5 Handy Connectivity Apps | European fleet

Connectivity is one of four automotive disruptors, alongside electrification, sharing and autonomous driving. The bits and bytes behind this revolution are meant to improve the customer experience for digitally savvy drivers and create new business models for OEMs investing in data monetization. Let’s look at the typology of connectivity alongside five cutting-edge technologies already available in today’s cars that are setting the tone for tomorrow.

Connecting cars to the outside world means many features that previously had nothing to do with cars or mobility seep in. Therefore, the range of connectivity applications has become as wide as you can imagine. It starts with accessing email on the infotainment screen, paying with a biometric device on the dashboard, tracking your mileage for user-based insurance rates or getting of your vehicle to the highest level of autonomy. The Internet of Things (IoT) is the next big thing.

Since the connected car requires computer science, and much of it, OEMs are partnering with third parties that specialize in data collection and cloud-based computing. Big tech companies like Google, Microsoft, and Foxconn are gearing up and getting the customer inside the pilots with a myriad of smaller startups. And the customer? They mainly expect a seamless experience between app and device – or service and car – like on their smartphones.

Broadly, OEMs classify connectivity into three types of applications:

  • Customer-centric and general: think drive-in delivery, where you can remotely open the trunk for a courier or fill your tub with a voice command to Alexa from inside the car. It is the outside world that enters the vehicle.
  • Customer orientation and mobility: here you will find everything from telematics tracking of driver behavior to location-based services, giving OEMs the ability to team up with, for example, retailers and distribute discounts on often traveled routes. In this category also belong car applications as payment or mobility.
  • Vehicle-centric: these services are directly linked to the vehicle and cover everything from predictive maintenance to upgrading your car with new options over the air, to fleet management systems or personalized insurance.

Now let’s shine the spotlight on some real-world apps pushing the boundaries of connectivity.


A navigation-based link connects the vehicle to the applicable legislative constraints in the immediate vicinity. For example, when a plug-in hybrid enters a designated zero-emissions zone, the car can automatically switch to electric drive by recognition.
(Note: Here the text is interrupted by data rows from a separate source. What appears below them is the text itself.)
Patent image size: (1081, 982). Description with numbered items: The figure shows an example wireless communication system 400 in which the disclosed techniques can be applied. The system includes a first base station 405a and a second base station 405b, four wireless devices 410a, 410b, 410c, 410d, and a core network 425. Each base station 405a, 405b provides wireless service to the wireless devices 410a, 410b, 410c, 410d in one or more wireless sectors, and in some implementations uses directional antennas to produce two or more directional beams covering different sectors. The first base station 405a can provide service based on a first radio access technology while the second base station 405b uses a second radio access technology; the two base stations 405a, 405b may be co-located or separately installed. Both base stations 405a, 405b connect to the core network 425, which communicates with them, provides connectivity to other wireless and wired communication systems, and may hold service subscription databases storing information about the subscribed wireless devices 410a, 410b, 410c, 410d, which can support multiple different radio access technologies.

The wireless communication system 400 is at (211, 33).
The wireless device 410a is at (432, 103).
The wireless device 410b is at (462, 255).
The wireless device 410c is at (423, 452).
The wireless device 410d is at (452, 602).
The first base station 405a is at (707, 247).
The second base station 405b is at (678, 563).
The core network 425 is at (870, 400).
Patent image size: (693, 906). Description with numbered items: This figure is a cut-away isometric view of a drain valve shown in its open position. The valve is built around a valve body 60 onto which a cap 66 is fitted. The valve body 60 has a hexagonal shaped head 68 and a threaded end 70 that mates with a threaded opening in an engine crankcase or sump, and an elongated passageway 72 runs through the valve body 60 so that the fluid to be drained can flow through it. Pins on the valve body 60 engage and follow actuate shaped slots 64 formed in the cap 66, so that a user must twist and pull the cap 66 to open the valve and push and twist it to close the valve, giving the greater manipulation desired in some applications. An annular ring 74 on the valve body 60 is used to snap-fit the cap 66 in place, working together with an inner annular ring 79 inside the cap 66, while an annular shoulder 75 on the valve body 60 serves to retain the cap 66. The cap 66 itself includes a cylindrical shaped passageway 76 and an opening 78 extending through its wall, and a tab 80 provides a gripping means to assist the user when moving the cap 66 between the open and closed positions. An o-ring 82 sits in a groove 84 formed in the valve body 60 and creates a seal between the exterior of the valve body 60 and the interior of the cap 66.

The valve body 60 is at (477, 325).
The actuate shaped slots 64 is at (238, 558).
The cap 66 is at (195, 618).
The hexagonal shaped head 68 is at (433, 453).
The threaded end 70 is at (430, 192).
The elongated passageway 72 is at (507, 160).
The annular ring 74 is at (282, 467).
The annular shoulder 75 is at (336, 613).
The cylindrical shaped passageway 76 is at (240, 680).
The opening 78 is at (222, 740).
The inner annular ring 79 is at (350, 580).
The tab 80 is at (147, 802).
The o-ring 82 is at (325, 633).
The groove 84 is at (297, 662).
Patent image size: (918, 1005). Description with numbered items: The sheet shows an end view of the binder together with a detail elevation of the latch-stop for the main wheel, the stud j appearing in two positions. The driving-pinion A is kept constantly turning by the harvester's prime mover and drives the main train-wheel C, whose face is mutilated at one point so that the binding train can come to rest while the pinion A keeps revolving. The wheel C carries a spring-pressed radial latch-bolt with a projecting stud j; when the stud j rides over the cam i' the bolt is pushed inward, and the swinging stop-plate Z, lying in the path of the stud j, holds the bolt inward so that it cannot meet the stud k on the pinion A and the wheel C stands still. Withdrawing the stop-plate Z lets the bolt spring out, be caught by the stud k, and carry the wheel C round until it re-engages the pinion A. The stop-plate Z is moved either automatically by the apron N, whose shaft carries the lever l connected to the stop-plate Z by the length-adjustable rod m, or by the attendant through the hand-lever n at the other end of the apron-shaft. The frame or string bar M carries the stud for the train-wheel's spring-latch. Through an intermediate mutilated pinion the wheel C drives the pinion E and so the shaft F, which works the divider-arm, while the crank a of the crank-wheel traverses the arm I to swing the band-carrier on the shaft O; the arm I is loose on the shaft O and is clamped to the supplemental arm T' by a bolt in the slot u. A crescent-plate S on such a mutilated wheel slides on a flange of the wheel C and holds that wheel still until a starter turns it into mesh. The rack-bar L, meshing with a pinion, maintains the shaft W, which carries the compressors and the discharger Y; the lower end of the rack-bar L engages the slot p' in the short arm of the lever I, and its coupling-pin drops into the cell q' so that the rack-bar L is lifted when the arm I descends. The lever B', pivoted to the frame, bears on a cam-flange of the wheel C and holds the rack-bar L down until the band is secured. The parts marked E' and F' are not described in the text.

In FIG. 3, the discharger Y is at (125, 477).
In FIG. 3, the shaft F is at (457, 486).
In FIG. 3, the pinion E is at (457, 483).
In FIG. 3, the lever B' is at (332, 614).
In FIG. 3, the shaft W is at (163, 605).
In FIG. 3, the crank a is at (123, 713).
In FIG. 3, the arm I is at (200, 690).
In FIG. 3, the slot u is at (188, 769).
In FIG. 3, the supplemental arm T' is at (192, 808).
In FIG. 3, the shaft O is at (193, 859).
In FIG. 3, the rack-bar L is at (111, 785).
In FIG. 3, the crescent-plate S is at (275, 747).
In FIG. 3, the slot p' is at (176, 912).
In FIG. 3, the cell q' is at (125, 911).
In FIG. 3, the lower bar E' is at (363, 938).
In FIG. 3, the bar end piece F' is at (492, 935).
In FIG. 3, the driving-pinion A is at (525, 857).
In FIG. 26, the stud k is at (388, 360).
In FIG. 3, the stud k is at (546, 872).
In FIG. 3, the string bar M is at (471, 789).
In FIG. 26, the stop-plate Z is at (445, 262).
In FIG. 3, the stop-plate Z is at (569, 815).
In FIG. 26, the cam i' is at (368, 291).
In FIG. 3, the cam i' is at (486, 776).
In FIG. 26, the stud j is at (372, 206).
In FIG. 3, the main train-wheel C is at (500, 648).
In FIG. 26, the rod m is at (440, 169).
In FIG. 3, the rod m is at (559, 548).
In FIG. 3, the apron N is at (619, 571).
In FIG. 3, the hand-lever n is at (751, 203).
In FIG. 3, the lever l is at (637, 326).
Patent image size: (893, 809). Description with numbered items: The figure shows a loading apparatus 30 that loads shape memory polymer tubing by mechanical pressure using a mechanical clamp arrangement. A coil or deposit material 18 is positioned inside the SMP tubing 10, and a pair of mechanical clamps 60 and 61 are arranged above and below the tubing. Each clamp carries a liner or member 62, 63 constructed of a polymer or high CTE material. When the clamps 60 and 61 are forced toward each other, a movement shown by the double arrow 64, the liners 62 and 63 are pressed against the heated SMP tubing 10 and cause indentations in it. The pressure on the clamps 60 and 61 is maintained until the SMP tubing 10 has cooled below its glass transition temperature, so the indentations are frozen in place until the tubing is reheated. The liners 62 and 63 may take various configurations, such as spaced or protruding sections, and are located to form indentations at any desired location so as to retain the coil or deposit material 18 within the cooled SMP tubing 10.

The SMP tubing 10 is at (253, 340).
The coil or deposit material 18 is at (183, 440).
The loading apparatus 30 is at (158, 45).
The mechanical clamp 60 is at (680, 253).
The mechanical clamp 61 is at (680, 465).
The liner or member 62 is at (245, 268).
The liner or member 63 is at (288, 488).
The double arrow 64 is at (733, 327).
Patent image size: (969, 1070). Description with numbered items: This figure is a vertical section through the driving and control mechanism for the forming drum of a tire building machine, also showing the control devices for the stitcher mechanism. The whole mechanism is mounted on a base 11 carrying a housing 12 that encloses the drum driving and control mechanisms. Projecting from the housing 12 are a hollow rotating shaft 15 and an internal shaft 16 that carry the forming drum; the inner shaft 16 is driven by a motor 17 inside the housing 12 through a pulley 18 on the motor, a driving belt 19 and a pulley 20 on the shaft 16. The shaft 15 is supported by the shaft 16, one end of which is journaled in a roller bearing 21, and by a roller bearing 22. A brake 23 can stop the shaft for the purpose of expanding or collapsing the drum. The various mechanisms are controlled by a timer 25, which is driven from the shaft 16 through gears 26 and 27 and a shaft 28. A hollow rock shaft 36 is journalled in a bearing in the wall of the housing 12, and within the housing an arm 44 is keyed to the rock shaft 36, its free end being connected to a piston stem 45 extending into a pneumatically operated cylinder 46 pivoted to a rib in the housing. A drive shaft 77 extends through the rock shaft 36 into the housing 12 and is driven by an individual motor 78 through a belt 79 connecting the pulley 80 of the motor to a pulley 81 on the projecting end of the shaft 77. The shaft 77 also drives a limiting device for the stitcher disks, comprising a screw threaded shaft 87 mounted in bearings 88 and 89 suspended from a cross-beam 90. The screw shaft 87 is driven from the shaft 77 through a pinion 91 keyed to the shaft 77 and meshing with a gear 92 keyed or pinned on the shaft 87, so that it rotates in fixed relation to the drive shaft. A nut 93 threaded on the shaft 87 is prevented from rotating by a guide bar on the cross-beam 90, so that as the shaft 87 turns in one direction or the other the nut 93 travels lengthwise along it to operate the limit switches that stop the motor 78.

Kia is incorporating this technology called Greenzone Drive Mode into the latest hybrid versions of the Niro, where designated zones can be stored personally by the owner.

Ford runs a driver on geofencing tied to speed limits, automatically adjusting the top speed to what’s legally allowed. Some premium car brands also use this technology to adjust the shifting patterns of the gearbox to the course of the road.


Over-the-air updates are becoming more and more popular, but there is still a long way to go. Now being introduced by premium brands like Audi, BMW, Mercedes, Polestar, etc., customers can activate hardware and software options after purchase, also by subscription on a periodic agreement.

Tesla has begun the use and monetization of over-the-air updates which will play a vital role in the years to come due to its ability to retrofit older vehicles with newer software versions for (semi-)autonomous driving .


One of the most promising connectivity services connects electric cars to the home grid, turning them into powerhouses. As such, they help to intelligently balance the right power at the right time, reducing peak times and supplying electricity as a supplier, thus becoming cash generators.

Several projects are underway with the Nissan Leaf, Ioniq 5 and BMW i3, among others, but Volkswagen will be the first to bring the technology to customers with the ID. scope by the end of 2022. Further advancements in big data collection remain a prerequisite for feature optimization.


Imagine a flock of birds simultaneously changing direction in the sky, while constantly moving. Vehicles connected to a LAN network can behave accordingly on the highway, always ensuring a minimum distance from each other and reacting to previously detected obstacles to ensure optimal safety.

Among broader applications, this self-learning system can also be connected to maintenance workers and inform them more quickly of road wear and dangerous infrastructure.


Eventually, cars themselves will become payment methods like wearables. Credit card company VISA has already partnered with Honda and Mercedes for in-car commerce, where beacons at fuel pumps or parking lots automatically detect the car and help select the type of service (amount of fuel, etc.) .) on the infotainment screen with automatic payment made later. Upgrading these concepts to road, tunnel and ferry tolling will facilitate the billing process for managing commercial and corporate fleets.

With seemingly endless connectivity possibilities around the corner, automakers will need to invest in partnerships or startups, from service providers to cybersecurity, to take advantage of these new resources as our cars become increasingly self-driving. . But fleet organizations must also consider the impact of this evolution, as it serves to protect their assets, improves user experience and leads to cost reductions.